THIRD PLACE: BETH PAULSON

Beth Paulson writes and leads poetry and creativity workshops in Colorado where she has lived since 1999.  Before that she taught English at California State University for over twenty years.  She has also been a columnist for the Ouray County Plaindealer.  Beth currently leads, Poetica, a  bimonthly poetry workshop for Ridgway-Ouray area writers.  Beth’s poems have appeared widely in over a hundred literary magazines, including most recently Common Ground Review, Innisfree, Wild Goose Review, Passager, and The Eleventh Muse.   She has been nominated for Pushcart Prizes for poetry in 2007, 2009 and 2011, and was a Best of the Net nominee in 2011. Her poems are also included in several national anthologies, including Crazy Woman Creek:  Women Rewrite the American West (Houghton Mifflin, 2004) and What Wildness is This:  Women Write About the Southwest (University of Texas Press, 2007), and What’s Nature Got to Do With Me?” (Native West Press, 2011).  Beth is the author of three poetry collections:  Wild Raspberries (Plain View Press, 2009), The Company of Trees (2004) and The Truth About Thunder (2001), both by Ponderosa Press.  You can read more poems on her website, www.wordcatcher.com. An avid hiker and Nordic skier, Beth lives in the shadow of Whitehouse Mountain in Ouray County, Colorado.

FOURTH PLACE: ELLEN METRICK

Ellen Marie Metrick - Meadowlark. Swale. Half-full pond. Lone peak with snow, or summer-stripped. Coyote at dawn, fox yap in punch drunk dark. Breath. Dust devil. Text on newsprint, cardstock; conglomeration — clear moments, glue smudge, lips, arms, feet. We shadows always offend those who dare not listen.

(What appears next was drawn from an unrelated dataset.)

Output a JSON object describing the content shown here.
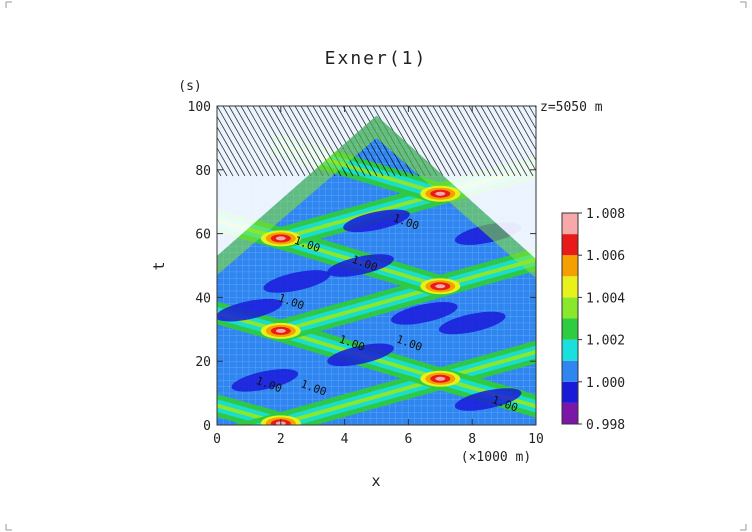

HONORABLE MENTION: EMILY ROSE KORN

A resident of Telluride for the past four years, Emily Rose Korn Koren is proud to call the mountains her home. Emily completed her master’s degree in International Administration from The University of Denver in 2008. Her thesis, “Contra Su Voluntad: Indigenous Women’s Health in Rural Peru” was published by the University of Denver’s International Human Rights Advocacy Center.  Emily recently appeared in the Telluride Theatre productions of William Shakespeare’s As You Like It (Touchstone) and The Merchant of Venice (Gratiano). She is a contributing writer for Colorado-based music magazine Mousike and her radio show, “Every Rose has its Korn” airs live on KOTO every other Monday evening. Emily and her dog Eis can be found playing in the San Juans on skis, skates, skate skis, SUPs, or anything made from duct tape. Emily works at the New Sheridan Chophouse and resides in Ophir.

HONORABLE MENTION: SAMANTHA TISDALE WRIGHT

Samantha Tisdel Wright is a community journalist writing in the San Juan Mountains of southwestern Colorado. She has won numerous awards from the Colorado Press Association over the past several years for her work in the Ouray County Plaindealer, where she was formerly managing editor. She is currently a reporter with The Watch, a regional Telluride-based newspaper. Best recent assignment: a day at the Ouray Ice Park with San Juan Mountain Guides. Adventure these days comes mostly in the form of raising two red-headed children, Morgan and Molly. Samantha is still trying to figure out a way to make a living (or at least live) that incorporates her three passions: writing, yoga and travel.